Variety Is the Spice of Life for AI, Particularly in Humanizing HR

B. Shimmin
B. Shimmin

Summary Bullets:

  • Digital assistants like Microsoft Cortana are a lot like people in that they are the most interesting when they specialize, and when they become experts in a given field.
  • This is the case with human resources (HR), where there are many AI-driven chatbots available, each able to answer specific problems (like employee feedback) or support specific constituencies (like millennial employees).

If there’s one lesson to be learned from this week’s announcement that Microsoft Cortana will be able to converse freely with Amazon Alexa, it’s that AI-driven personal assistants – like people – do well to specialize. Cortana is quite adept at setting appointments and Alexa is pretty good at turning lights off and on. But don’t ask Cortana to turn down the heat or Alexa to set up an Outlook meeting. Like people, AI platforms grow up under very different circumstances, each with its own unique philosophy, friends, and culture (in the world of IT, ‘philosophy’ means AI algorithms, ‘friends’ equals data sources, and ‘culture’ means domain of expertise).

Just as in the real world, variety is the spice of life for AI. That’s why there are so many unique chatbots built on top of AI assistant platforms like Cortana and Alexa, each specializing in a unique set of capabilities, each catering to a distinct constituency.
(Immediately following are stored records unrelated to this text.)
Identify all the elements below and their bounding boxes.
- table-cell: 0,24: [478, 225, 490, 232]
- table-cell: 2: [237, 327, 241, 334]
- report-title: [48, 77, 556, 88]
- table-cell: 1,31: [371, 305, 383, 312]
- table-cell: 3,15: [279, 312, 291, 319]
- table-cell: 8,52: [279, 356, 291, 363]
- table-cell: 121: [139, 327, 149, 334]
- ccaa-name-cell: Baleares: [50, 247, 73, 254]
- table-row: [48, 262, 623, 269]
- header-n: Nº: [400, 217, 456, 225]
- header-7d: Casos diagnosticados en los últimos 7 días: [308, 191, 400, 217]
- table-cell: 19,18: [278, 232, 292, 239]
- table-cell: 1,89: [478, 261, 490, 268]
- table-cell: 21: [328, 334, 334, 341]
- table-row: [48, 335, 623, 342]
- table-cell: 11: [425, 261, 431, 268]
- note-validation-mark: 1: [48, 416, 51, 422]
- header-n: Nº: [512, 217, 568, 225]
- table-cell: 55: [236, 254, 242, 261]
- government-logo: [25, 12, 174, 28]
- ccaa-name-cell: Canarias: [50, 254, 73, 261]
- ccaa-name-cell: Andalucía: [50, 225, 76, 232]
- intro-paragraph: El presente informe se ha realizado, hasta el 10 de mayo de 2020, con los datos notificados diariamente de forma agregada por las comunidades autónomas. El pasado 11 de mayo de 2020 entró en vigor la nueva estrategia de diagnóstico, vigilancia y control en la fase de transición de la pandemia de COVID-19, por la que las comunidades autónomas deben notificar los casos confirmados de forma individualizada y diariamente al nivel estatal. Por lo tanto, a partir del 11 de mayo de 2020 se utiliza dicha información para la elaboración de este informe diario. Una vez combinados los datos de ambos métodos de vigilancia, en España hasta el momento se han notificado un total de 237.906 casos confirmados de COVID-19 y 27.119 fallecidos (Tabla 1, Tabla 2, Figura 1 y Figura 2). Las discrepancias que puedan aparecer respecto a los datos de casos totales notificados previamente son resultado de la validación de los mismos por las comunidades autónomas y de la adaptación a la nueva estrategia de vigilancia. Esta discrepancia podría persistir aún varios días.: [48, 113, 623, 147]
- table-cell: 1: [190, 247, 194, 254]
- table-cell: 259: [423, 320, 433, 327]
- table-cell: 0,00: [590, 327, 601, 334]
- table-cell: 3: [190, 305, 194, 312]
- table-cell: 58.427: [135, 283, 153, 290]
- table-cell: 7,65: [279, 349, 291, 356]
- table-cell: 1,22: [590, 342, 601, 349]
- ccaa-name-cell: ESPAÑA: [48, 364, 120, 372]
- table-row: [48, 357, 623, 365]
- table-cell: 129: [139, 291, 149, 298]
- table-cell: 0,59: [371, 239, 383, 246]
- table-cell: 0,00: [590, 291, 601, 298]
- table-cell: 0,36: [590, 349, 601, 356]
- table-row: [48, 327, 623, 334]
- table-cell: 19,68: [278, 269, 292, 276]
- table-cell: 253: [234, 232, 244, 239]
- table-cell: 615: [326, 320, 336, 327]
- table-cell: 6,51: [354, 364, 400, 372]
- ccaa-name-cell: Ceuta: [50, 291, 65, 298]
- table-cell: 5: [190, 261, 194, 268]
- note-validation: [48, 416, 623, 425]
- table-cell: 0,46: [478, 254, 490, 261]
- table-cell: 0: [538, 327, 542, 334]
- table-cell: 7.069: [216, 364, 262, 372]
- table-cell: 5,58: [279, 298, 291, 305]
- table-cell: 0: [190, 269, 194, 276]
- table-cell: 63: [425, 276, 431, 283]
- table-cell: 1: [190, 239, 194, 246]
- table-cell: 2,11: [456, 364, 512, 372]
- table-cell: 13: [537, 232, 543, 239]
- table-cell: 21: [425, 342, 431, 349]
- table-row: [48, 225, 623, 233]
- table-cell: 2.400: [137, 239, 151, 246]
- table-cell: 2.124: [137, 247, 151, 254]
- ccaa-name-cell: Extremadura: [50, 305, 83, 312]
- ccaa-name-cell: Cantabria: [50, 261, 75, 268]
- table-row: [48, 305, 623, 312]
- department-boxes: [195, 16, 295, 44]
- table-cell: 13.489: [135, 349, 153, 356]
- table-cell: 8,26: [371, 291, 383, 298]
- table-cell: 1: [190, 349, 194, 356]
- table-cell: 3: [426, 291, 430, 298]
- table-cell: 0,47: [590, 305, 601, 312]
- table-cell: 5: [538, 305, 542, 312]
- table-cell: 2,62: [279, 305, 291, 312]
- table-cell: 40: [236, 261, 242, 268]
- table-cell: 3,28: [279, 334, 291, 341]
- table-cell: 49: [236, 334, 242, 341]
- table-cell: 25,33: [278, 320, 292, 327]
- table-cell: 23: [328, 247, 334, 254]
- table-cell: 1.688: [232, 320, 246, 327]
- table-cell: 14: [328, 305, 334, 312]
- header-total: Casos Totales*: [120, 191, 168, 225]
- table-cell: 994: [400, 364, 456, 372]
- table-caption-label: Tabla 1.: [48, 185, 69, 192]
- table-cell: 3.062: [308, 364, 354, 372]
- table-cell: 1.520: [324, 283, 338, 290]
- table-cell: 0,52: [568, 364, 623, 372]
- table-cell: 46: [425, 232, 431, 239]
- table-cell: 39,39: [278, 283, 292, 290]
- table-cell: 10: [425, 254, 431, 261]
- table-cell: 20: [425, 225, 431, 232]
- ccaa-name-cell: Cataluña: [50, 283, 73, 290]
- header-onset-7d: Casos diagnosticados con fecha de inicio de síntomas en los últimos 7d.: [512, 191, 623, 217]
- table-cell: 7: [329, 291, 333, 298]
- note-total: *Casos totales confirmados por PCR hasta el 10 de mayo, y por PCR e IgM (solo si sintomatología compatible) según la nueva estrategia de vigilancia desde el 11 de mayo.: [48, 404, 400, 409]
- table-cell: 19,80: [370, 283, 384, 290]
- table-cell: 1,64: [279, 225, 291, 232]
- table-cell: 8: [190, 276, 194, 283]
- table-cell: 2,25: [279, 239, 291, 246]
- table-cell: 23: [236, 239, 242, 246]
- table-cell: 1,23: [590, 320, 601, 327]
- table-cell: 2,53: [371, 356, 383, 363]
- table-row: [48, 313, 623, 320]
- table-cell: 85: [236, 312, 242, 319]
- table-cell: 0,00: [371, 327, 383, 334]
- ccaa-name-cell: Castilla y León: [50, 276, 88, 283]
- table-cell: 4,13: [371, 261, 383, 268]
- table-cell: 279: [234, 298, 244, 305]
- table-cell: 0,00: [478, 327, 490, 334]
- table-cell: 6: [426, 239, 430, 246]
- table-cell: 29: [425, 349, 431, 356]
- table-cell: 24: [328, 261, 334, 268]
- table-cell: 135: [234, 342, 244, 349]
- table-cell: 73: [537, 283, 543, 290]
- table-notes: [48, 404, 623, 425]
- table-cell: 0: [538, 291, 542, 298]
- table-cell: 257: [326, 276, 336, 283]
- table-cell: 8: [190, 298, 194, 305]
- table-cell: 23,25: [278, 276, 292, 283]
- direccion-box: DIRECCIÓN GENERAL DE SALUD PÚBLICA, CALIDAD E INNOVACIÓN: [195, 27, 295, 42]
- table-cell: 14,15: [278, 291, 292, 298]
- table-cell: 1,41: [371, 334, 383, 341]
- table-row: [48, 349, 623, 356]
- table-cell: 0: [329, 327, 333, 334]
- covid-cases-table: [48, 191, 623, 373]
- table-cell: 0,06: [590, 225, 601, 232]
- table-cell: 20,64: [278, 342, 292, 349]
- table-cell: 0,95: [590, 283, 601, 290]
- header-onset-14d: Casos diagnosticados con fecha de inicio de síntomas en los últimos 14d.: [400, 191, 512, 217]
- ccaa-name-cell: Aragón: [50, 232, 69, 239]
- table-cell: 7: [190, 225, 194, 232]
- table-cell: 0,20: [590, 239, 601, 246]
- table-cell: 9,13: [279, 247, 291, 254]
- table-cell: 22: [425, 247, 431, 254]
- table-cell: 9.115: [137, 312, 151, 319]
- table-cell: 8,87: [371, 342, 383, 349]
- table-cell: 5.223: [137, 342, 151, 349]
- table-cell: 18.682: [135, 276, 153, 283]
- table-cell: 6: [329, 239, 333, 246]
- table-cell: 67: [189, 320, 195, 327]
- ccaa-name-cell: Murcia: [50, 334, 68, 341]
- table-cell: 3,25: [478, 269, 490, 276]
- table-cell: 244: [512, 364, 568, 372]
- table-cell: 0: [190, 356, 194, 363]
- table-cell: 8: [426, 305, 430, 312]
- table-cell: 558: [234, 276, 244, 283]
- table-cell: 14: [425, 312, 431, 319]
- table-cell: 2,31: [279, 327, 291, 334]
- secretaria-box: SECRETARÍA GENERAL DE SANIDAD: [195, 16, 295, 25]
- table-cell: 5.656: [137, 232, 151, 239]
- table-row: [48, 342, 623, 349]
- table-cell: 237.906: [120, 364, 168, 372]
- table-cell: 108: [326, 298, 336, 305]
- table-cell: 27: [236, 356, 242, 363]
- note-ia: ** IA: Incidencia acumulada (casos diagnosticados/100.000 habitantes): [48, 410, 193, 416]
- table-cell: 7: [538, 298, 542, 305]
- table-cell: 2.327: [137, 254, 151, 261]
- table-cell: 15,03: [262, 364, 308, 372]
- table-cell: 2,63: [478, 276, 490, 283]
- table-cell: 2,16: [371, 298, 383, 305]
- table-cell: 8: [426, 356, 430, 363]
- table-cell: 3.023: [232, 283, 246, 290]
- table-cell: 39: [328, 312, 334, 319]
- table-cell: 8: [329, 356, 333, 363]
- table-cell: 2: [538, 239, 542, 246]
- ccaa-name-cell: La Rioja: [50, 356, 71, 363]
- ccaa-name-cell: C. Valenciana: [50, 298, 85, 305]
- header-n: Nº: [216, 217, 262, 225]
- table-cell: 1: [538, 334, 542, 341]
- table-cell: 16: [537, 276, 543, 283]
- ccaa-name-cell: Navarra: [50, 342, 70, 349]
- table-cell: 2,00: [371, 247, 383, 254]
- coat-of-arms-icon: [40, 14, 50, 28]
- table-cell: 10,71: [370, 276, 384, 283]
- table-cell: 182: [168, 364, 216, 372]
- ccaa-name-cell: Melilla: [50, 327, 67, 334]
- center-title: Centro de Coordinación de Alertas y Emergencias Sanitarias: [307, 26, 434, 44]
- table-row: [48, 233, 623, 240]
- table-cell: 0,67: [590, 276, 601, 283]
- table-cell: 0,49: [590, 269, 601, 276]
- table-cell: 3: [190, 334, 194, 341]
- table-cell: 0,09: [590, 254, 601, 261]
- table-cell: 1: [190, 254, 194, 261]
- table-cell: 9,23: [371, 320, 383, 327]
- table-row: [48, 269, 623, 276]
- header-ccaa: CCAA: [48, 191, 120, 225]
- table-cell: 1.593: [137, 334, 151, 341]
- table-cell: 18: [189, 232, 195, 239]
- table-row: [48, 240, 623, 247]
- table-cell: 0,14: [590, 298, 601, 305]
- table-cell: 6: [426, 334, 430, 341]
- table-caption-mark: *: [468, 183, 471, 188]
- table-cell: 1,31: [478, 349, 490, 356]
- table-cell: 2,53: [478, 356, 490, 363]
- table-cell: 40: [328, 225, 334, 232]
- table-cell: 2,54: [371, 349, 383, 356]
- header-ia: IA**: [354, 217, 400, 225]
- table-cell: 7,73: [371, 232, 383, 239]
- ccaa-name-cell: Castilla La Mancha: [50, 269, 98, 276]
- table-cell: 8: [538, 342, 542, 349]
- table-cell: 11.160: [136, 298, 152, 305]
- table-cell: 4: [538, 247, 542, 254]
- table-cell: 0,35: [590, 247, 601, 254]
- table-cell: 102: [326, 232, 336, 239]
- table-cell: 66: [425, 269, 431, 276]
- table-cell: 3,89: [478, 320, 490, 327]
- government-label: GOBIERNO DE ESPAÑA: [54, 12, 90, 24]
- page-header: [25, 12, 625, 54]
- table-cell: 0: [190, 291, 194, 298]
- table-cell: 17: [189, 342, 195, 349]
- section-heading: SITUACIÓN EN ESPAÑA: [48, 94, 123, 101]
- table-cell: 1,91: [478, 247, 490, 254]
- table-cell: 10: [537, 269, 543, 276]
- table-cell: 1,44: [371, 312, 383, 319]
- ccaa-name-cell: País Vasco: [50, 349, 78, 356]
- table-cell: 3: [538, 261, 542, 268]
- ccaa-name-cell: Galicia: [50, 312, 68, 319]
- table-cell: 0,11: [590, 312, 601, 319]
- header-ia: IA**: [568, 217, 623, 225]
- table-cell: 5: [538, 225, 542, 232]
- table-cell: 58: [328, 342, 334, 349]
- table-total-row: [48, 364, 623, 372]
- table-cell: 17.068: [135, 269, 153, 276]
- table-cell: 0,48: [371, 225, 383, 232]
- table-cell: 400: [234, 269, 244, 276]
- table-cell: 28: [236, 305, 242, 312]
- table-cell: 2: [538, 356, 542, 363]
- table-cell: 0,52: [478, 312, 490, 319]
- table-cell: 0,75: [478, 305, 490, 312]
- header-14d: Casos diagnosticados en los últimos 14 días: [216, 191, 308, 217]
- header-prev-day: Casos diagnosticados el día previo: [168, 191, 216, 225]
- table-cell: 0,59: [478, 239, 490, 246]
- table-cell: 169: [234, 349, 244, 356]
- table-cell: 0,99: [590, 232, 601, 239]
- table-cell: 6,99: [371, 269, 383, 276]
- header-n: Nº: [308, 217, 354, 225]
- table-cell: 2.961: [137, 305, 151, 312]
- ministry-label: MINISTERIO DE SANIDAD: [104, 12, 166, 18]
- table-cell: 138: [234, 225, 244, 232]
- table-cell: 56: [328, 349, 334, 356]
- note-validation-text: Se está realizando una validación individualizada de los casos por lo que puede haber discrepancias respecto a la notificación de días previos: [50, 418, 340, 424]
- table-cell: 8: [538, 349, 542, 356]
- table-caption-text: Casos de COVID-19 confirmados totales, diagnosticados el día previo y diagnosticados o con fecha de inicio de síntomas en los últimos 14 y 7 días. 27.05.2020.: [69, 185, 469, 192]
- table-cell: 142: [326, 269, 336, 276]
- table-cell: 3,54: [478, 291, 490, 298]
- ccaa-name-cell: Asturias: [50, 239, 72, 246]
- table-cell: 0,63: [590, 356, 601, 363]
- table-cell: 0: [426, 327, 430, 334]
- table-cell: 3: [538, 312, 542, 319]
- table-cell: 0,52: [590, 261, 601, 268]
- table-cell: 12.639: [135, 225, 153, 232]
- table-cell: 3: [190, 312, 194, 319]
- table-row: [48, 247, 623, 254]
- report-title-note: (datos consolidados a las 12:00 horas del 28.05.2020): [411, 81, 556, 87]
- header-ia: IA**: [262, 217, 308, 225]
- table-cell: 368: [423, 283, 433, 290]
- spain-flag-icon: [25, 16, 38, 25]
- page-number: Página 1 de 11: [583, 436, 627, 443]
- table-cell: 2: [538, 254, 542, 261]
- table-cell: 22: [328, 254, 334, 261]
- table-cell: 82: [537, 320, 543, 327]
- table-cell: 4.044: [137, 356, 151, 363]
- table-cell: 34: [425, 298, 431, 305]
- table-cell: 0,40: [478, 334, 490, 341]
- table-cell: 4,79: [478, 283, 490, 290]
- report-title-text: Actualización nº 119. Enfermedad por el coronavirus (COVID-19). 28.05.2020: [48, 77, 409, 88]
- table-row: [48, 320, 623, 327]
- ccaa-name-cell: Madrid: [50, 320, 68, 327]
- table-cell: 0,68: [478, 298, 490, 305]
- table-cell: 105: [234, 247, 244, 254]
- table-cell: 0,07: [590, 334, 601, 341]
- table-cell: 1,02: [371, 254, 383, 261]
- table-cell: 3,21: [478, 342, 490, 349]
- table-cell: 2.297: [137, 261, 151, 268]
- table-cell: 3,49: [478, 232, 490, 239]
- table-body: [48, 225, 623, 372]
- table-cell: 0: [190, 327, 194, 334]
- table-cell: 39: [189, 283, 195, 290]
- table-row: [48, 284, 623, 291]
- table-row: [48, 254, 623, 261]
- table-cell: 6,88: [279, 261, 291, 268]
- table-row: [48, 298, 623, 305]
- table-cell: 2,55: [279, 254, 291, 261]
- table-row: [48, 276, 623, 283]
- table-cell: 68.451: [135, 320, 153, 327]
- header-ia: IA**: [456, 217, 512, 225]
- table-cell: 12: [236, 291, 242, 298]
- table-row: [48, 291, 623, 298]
A great place to see this in action is within the realm of human resources (HR). Here are a few notable HR-capable chatbots, most of which are natively embedded within the Slack collaboration tool.

  • Obie – This general-purpose question-and-answer chatbot uses ML to learn from past interactions in supporting user requests for information. It is in use among some very notable customers, including ESPN and Disney, NASA, and SAP.
  • Lucy Abbot – Built on top of, this Slack plug-in is geared around tasks such as onboarding and uses a lexicon specific to millennial and Gen-Z users.
  • Niles – Built as a knowledge-sharing chatbot, Niles works, not just to answer questions, but also to ensure that supportive content is kept up to date, identifying stale answers and reminding owners to provide an update.
  • Captain Feedback – Created to give employees an open forum for honest discussion of performance.

From an IT perspective, one of the benefits of intelligent chatbots like these is that they do not require a tremendous amount of data and domain expertise to build. IBM, for instance, uses the popular Botkit open source project to embed various IBM Watson AI chat capabilities within Facebook Messager, Twitter, Slack, etc. Through dialog flows and pre-trained content, these chatbots don’t need to be trained… at least not initially and extensively. However, because chatbots rely upon machine learning (ML) and deep learning (DL) routines, which constantly learn from past experience, it is imperative that IT view a chatbot as if it were a garden, ensuring that it is constantly nourished with new and accurate data and that it is free from weeds by providing continuous feedback. This means refining modeling phrases (“I want candy” = “Candy I want”), marking incorrect answers as such, and adding new classifiers to better identify intent.

For that reason, because chatbots are a lot like children, requiring an attentive, guiding hand, buyers should beware of vendors promoting ML- and DL- driven chatbots. There are many solutions that appear to be AI-infused but, in actuality, only deliver rule-based heuristics, well-informed decision trees, or pattern-matching recommendations. True ML and DL systems (chatbot or otherwise) are not static entities reliant upon an extensive set of rules; rather, these systems – when presented with decisions that do not adhere to any rule – are still able to draw meaningful conclusions and propose appropriate actions.

Enterprise buyers of AI services must be careful not to underestimate the complexity of adopting even the simplest AI capability, such as sentiment analysis. There is a tremendous amount of hype in the marketplace characterizing these services as no- or low-investment implementations in terms of expertise. And while many services are indeed easily built, the underlying, data-oriented work involved in creating and training the necessary data models for these services is in no way a trivial affair – a fact that is not likely to change going forward.